Plus I'm out of Tippex remover so I'm going to look like a Lexiconic-Punk on the way home.
I never used to have this much trouble when I wrote with a fountain pen. Hey, a pen with accelerometers and gyroscopes. Now we're getting somewhere.
All the kids who were raised with iPads and smartphones from the age of 2 and think a full travel IBM PC keyboard is an anachronism that belongs in a museum along with landlines and cassette tapes.
I've always though there was a potential market for this if it could be made to work really reliably. I think Samsung is nuts if they think people would use it without the laser projected keyboard, but the combination of that and the 3D scanners used for facial recognition should work fine in a pinch even for those of us who prefer proper keyboards. If I had some reason to enter a longer than normal email on my iPhone, I wouldn't mind setting it down on a flat surface and typing away on it for a couple minutes. I could do better like that than I could with the on screen keyboard since it is so small and uses only two thumbs.

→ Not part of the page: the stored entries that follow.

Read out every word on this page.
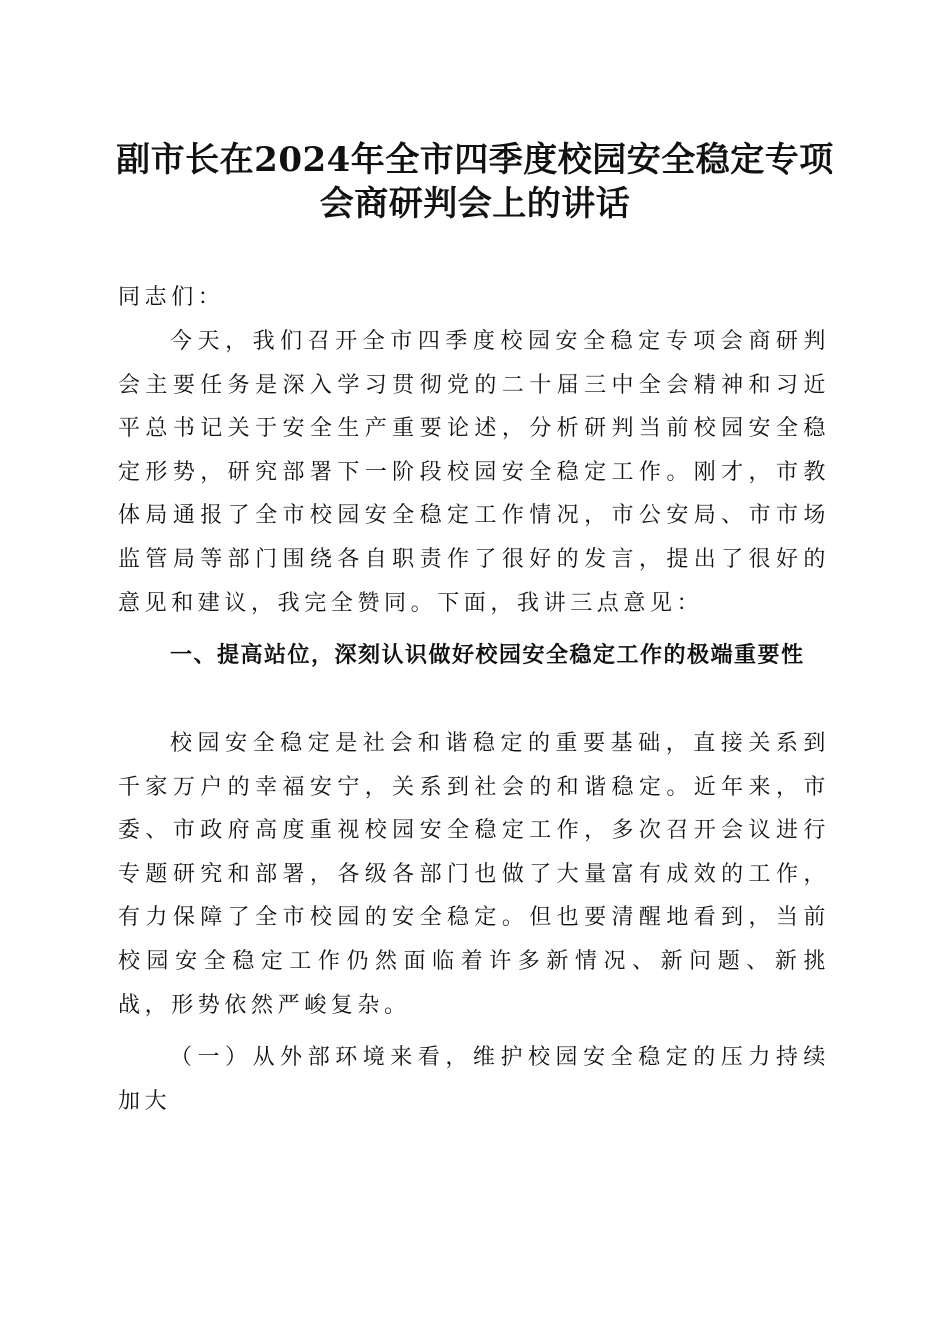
副市长在2024年全市四季度校园安全稳定专项会商研判会上的讲话

同志们：

今天，我们召开全市四季度校园安全稳定专项会商研判会主要任务是深入学习贯彻党的二十届三中全会精神和习近平总书记关于安全生产重要论述，分析研判当前校园安全稳定形势，研究部署下一阶段校园安全稳定工作。刚才，市教体局通报了全市校园安全稳定工作情况，市公安局、市市场监管局等部门围绕各自职责作了很好的发言，提出了很好的意见和建议，我完全赞同。下面，我讲三点意见：

一、提高站位，深刻认识做好校园安全稳定工作的极端重要性

校园安全稳定是社会和谐稳定的重要基础，直接关系到千家万户的幸福安宁，关系到社会的和谐稳定。近年来，市委、市政府高度重视校园安全稳定工作，多次召开会议进行专题研究和部署，各级各部门也做了大量富有成效的工作，有力保障了全市校园的安全稳定。但也要清醒地看到，当前校园安全稳定工作仍然面临着许多新情况、新问题、新挑战，形势依然严峻复杂。

（一）从外部环境来看，维护校园安全稳定的压力持续加大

The main audience for this are 13 and under right now, so there is still time to get it right!
While I could use such a virtual keybaord, the new generation actually types faster on the default on screen keybaord, because that's the one they learned to use. My wife, who is 55 years old but has been using a smartphone since the first iphone was invented, and rarely uses a computer, is far better (and feels a lot more comfortable) at typing on the smartphone than on the computer. Also, she prefers using internet on her ipad than on the computer. So, smartphone/tablet users of the future will surely find it useless. They will be fine with the on screen keyboard.

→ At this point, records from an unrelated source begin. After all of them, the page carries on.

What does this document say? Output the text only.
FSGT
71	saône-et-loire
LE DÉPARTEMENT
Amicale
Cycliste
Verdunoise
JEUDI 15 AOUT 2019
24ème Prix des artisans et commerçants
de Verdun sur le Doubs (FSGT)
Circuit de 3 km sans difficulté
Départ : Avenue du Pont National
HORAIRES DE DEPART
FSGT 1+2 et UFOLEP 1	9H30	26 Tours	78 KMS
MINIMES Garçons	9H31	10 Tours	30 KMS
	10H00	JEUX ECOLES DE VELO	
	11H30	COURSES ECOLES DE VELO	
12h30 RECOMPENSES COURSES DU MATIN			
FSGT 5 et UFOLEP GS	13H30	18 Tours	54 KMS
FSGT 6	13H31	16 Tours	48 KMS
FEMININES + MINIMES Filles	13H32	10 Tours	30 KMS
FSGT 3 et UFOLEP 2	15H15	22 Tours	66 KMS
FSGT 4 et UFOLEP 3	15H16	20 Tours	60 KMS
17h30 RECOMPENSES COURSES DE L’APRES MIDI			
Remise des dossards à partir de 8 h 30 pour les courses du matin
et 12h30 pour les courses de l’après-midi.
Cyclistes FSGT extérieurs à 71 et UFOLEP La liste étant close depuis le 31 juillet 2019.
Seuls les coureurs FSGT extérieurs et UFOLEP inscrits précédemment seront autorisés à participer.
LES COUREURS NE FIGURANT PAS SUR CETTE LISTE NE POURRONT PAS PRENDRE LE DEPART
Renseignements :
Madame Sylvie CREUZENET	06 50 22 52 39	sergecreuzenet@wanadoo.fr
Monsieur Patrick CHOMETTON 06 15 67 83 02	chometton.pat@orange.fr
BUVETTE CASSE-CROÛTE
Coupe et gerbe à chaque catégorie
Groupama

Something like this had already been done in 1928 (admittedly not using camera technology). A few weeks ago I stopped to listen to a street busker playing one of those (and bought the CD). It was fascinating to watch.
It's a heck of a lot of work, but just make the whole computer virtual. Put your Magic Leap on (hopefully you get a future version with better field of view), look at the table, ta da... fully working laptop or desktop computer.
And you get the same inability to touch type as with this invisible keyboard.